In my example code below, I want to produce an indication of whether a predefined list of numbers either matches or does not match an iterable that I'm looping through. This is a simplified example of my problem.

Unfortunately my code below does not do what I'm expecting, and probably I'm missing something simple.

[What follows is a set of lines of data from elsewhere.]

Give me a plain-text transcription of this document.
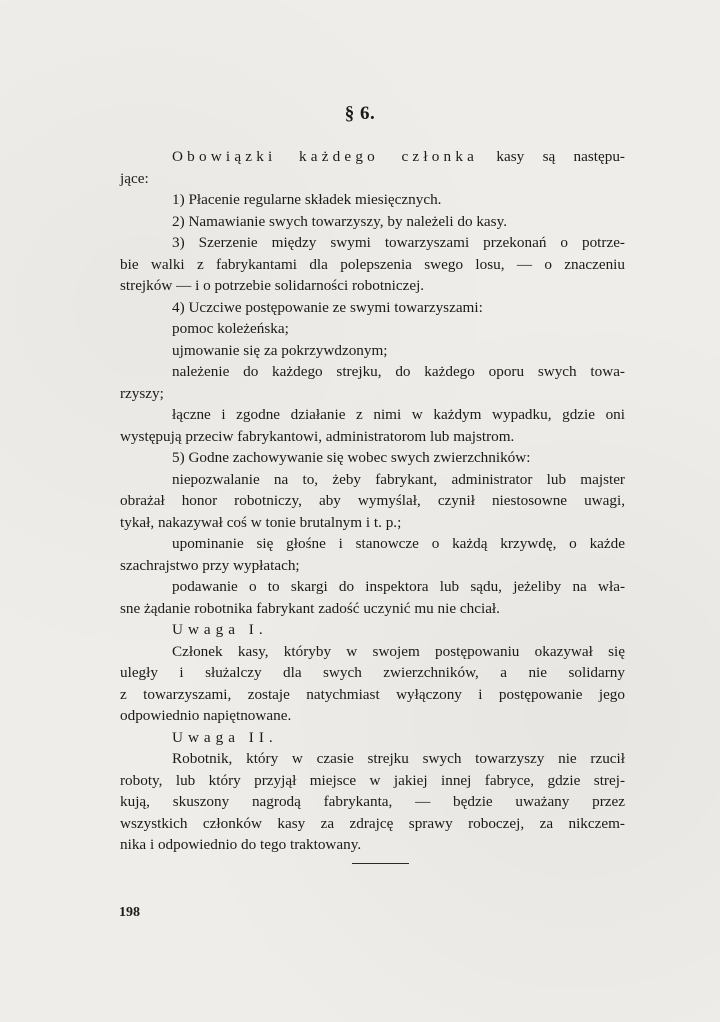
§ 6.
Obowiązki każdego członka kasy są następu-
jące:
1) Płacenie regularne składek miesięcznych.
2) Namawianie swych towarzyszy, by należeli do kasy.
3) Szerzenie między swymi towarzyszami przekonań o potrze-
bie walki z fabrykantami dla polepszenia swego losu, — o znaczeniu
strejków — i o potrzebie solidarności robotniczej.
4) Uczciwe postępowanie ze swymi towarzyszami:
pomoc koleżeńska;
ujmowanie się za pokrzywdzonym;
należenie do każdego strejku, do każdego oporu swych towa-
rzyszy;
łączne i zgodne działanie z nimi w każdym wypadku, gdzie oni
występują przeciw fabrykantowi, administratorom lub majstrom.
5) Godne zachowywanie się wobec swych zwierzchników:
niepozwalanie na to, żeby fabrykant, administrator lub majster
obrażał honor robotniczy, aby wymyślał, czynił niestosowne uwagi,
tykał, nakazywał coś w tonie brutalnym i t. p.;
upominanie się głośne i stanowcze o każdą krzywdę, o każde
szachrajstwo przy wypłatach;
podawanie o to skargi do inspektora lub sądu, jeżeliby na wła-
sne żądanie robotnika fabrykant zadość uczynić mu nie chciał.
Uwaga I.
Członek kasy, któryby w swojem postępowaniu okazywał się
uległy i służalczy dla swych zwierzchników, a nie solidarny
z towarzyszami, zostaje natychmiast wyłączony i postępowanie jego
odpowiednio napiętnowane.
Uwaga II.
Robotnik, który w czasie strejku swych towarzyszy nie rzucił
roboty, lub który przyjął miejsce w jakiej innej fabryce, gdzie strej-
kują, skuszony nagrodą fabrykanta, — będzie uważany przez
wszystkich członków kasy za zdrajcę sprawy roboczej, za nikczem-
nika i odpowiednio do tego traktowany.
198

In my real application this is done with extremely large 1 dimensional arrays with varied output, but this demonstrates it in a simple text way that is easy to reproduce.

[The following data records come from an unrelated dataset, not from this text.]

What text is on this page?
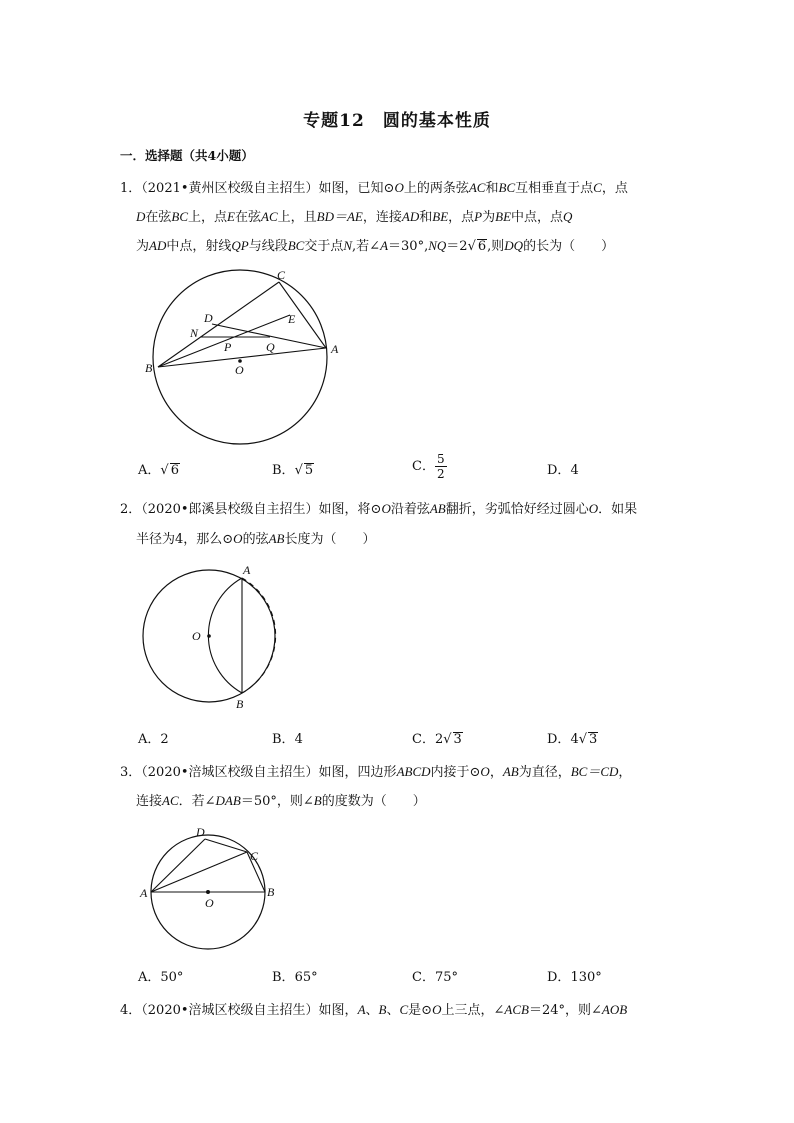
专题12　圆的基本性质
一．选择题（共4小题）
1．（2021•黄州区校级自主招生）如图，已知⊙O上的两条弦AC和BC互相垂直于点C，点
D在弦BC上，点E在弦AC上，且BD＝AE，连接AD和BE，点P为BE中点，点Q
为AD中点，射线QP与线段BC交于点N,若∠A＝30°,NQ＝2√ 6,则DQ的长为（　　）
C
D	E
N
P	Q	A
B	O
A．√ 6	B．√ 5	C． $\frac{5}{2}$	D．4
2．（2020•郎溪县校级自主招生）如图，将⊙O沿着弦AB翻折，劣弧恰好经过圆心O．如果
半径为4，那么⊙O的弦AB长度为（　　）
A
B
O
A．2	B．4	C．2√ 3	D．4√ 3
3．（2020•涪城区校级自主招生）如图，四边形ABCD内接于⊙O，AB为直径，BC＝CD，
连接AC．若∠DAB＝50°，则∠B的度数为（　　）
A	B
C
D
O
A．50°	B．65°	C．75°	D．130°
4．（2020•涪城区校级自主招生）如图，A、B、C是⊙O上三点，∠ACB＝24°，则∠AOB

Maybe I should also add that I'm using Python 2.7.5.

match = [1, 3, 4]
volumes=10

def vector_covariates(match, volumes):
    for i in range(volumes):
        if i == match:
            print "[*]"
        else:
            print "[ ]" 

vector_covariates(match, volumes)

When run, it outputs:

 [ ]
 [ ]
 [ ]
 [ ]
 [ ]
 [ ]
 [ ]
 [ ]
 [ ]
 [ ] 

Whereas the "correct" output should be

 [*]
 [ ]
 [*]
 [*]
 [ ]
 [ ]
 [ ]
 [ ]
 [ ]
 [ ]
Was it helpful?

Solution

Use in not ==:

if i in match:

As it is, you're checking the value of i (a number) to a list, and those two are not going to be the same!

OTHER TIPS

i is a int value, while match is a list. They will never equal to each other.

use in instead of == like this:

if i in match:
    print "[*]"

You're comparing the integer i against the list match. Of course they're not equal. Try using in.